A migrant to Beijing steals shoes from a funeral and tries to sell them on with unexpected consequences. This story reflects the complexities of China, describing simple events in a sophisticated, linguistically interesting narrative.

First lines

‘High columns and gleam and the drapes paper-white, the colour of mourning, and murmured conversations and sweat and several varieties of important people, whose definitions he can only guess at, who are mostly dressed in black, negative spaces marking off the histories and levels and types of white, and the absence of tears, the absence of wailing, nobody who seems to be a relative or close friend, midday outside but inside a late afternoon, the light confused and hazy, everyone’s breath rising and gathering in the high-ceilinged hall, this place is a city of its own (the same thought he had a month ago when he stumbled out of the train and there he was at last in Beijing West station)’

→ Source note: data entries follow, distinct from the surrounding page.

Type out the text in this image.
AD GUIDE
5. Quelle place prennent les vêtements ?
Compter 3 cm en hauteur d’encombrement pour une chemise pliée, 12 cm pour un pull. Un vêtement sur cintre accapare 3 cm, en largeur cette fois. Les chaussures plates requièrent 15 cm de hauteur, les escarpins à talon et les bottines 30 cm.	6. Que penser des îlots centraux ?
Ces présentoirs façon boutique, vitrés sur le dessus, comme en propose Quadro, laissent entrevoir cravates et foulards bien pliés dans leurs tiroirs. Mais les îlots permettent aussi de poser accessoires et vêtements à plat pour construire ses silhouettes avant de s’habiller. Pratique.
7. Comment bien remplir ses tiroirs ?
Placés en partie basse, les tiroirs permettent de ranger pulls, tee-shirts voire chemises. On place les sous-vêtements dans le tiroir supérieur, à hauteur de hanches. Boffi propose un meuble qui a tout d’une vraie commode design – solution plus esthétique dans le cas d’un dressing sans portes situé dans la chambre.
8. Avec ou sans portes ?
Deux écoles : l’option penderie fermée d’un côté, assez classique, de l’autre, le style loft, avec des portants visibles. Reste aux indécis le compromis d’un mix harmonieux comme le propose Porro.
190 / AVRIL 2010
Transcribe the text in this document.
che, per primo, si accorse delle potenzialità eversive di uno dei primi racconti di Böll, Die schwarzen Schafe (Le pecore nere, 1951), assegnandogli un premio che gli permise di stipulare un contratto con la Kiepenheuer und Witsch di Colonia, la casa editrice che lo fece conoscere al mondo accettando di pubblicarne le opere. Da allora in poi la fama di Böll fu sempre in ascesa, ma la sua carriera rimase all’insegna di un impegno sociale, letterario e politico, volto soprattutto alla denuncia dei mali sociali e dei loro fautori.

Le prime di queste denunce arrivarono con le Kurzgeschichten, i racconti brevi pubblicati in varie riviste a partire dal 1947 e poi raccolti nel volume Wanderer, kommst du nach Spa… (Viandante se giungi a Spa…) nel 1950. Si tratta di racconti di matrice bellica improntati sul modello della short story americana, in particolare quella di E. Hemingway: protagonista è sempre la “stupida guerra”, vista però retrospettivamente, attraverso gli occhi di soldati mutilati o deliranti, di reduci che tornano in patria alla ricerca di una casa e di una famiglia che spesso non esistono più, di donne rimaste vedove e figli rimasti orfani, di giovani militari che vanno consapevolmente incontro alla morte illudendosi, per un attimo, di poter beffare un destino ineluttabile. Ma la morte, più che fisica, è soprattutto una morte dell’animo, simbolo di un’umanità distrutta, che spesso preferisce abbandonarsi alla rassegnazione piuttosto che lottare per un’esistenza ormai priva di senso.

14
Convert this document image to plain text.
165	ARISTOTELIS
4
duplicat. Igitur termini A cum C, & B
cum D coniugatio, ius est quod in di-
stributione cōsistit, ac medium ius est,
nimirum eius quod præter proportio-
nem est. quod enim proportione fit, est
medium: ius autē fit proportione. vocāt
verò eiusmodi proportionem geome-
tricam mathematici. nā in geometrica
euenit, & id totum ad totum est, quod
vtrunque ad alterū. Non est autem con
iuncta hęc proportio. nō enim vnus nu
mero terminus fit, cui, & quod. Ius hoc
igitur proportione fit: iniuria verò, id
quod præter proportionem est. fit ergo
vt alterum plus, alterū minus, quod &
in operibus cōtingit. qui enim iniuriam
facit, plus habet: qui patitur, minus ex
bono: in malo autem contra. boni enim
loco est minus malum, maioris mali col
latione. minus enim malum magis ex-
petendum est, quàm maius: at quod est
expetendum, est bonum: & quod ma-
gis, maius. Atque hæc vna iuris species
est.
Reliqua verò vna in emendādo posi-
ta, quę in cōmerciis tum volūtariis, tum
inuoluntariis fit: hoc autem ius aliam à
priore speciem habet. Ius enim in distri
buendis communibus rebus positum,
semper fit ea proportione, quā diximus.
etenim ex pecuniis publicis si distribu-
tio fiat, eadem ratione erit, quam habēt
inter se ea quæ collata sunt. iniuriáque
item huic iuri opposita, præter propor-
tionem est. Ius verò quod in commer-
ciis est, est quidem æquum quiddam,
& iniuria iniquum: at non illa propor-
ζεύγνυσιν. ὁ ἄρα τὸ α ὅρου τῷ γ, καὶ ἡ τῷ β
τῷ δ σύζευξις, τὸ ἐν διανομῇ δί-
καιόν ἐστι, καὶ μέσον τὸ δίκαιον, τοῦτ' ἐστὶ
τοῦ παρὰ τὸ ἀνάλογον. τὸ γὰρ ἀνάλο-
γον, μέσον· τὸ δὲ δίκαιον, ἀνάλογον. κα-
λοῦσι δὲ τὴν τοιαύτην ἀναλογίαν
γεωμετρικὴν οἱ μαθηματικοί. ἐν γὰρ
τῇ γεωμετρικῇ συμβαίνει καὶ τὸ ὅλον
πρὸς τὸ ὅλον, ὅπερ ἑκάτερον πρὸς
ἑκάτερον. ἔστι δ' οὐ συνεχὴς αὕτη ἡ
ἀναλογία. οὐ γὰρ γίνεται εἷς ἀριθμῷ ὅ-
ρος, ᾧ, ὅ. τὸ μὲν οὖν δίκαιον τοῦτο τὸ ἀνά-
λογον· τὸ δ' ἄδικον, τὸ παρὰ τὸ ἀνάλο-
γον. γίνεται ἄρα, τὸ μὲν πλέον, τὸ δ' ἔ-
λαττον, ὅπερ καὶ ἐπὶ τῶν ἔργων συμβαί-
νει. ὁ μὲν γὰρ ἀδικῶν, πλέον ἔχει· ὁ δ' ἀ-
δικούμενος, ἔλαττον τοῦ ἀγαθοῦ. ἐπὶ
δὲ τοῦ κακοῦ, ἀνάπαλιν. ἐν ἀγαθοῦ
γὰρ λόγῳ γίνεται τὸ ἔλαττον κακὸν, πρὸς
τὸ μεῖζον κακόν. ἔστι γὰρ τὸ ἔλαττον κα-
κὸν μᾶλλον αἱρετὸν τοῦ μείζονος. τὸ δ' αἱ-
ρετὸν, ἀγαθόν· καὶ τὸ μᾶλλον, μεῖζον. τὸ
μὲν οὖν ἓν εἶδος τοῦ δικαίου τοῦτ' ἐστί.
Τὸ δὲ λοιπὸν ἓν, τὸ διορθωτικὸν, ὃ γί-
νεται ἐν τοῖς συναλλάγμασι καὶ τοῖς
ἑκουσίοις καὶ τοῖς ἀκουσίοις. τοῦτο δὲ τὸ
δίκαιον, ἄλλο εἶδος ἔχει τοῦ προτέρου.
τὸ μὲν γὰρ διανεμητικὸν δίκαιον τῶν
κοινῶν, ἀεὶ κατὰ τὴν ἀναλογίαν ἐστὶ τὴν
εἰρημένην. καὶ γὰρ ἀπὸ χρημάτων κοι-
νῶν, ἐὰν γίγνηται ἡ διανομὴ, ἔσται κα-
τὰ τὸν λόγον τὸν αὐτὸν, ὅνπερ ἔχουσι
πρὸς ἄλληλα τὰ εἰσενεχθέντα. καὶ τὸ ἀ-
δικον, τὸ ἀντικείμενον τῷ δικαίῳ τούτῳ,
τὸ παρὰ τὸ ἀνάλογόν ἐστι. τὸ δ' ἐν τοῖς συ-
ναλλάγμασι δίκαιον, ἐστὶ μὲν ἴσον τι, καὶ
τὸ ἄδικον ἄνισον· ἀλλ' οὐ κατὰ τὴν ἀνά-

Kevin Wilson – Sanders for a Night

Kevin is the author of the novel The Family Fang, which has been published in over a dozen countries and was chosen as a Best Book of 2011 by several publications including Time, People and Esquire, and by Ann Patchett in Salon and Nick Hornby in The Guardian. It was featured on the TV Book Club in the UK, and is currently in pre-production as a feature film starring Nicole Kidman and Jason Bateman.

His story collection, Tunneling to the Center of the Earth won the Shirley Jackson Award, and his writing has appeared in the New York Times Magazine, Ploughshares, Tin House, One Story, and elsewhere. He has received fellowships from the MacDowell Colony, Yaddo, and the KHN Center for the Art. He lives in Sewanee, Tennessee, with his wife, the poet Leigh Anne Couch, and their two sons, Griff and Patch. He is an Assistant Professor in the English Department at The University of the South.

Story Synopsis

A mother is horrified when a little boy wants to dress up as his dead older brother for Halloween. They must confront their grief and the impact of bereavement on their lives. This is an acute and moving insight into the way grief can affect family dynamics.

First lines

‘She was late. It was twenty minutes since Greg’s class had let out for the day and Marta was just now pulling up to the school’s entrance. She saw her son sitting on the steps with the principal, Mrs. Chambers, instead of the teacher who usually ran the pickup program.’

Daniel Woodrell – Johanna Stull

Daniel Woodrell was born in the Missouri Ozarks, where he still lives. He left school and enlisted in the Marines the week he turned seventeen, and received his BA at the age of twenty-seven. He also has an MFA from the Iowa Writers’ Workshop. He is the author of eight novels including Winter’s Bone, the film of which was nominated for four Oscars in 2011, Woe to Live On, the basis for the film Ride with the Devildirectedby Ang Lee, and Tomato Red, which won the PEN West Award for fiction in 1999. Five of his novels have been selected as New York TimesNotable Books of the year. His most recent novel was The Maid’s Version, published by Sceptre in 2013.

Story Synopsis

Johanna Stull is is a dark story that explores all kinds of violence and one man’s internal struggle of conscience as he weighs up different kinds of justice.

First lines

‘Eugene’s partners have gathered on the gravel bar below the rapids at Tulla Bridge, where so many tourists in canoes take spills and lose watches, rings, cameras, sunglasses and so much else, adding their treasure to our riverbed, and Eugene wanted me there. He wants me along as his witness when he tells this bunch how he’s not worried about the mailman any more, that testimony won’t get said, and the cows can be moved to a sale barn in a few days or a week.’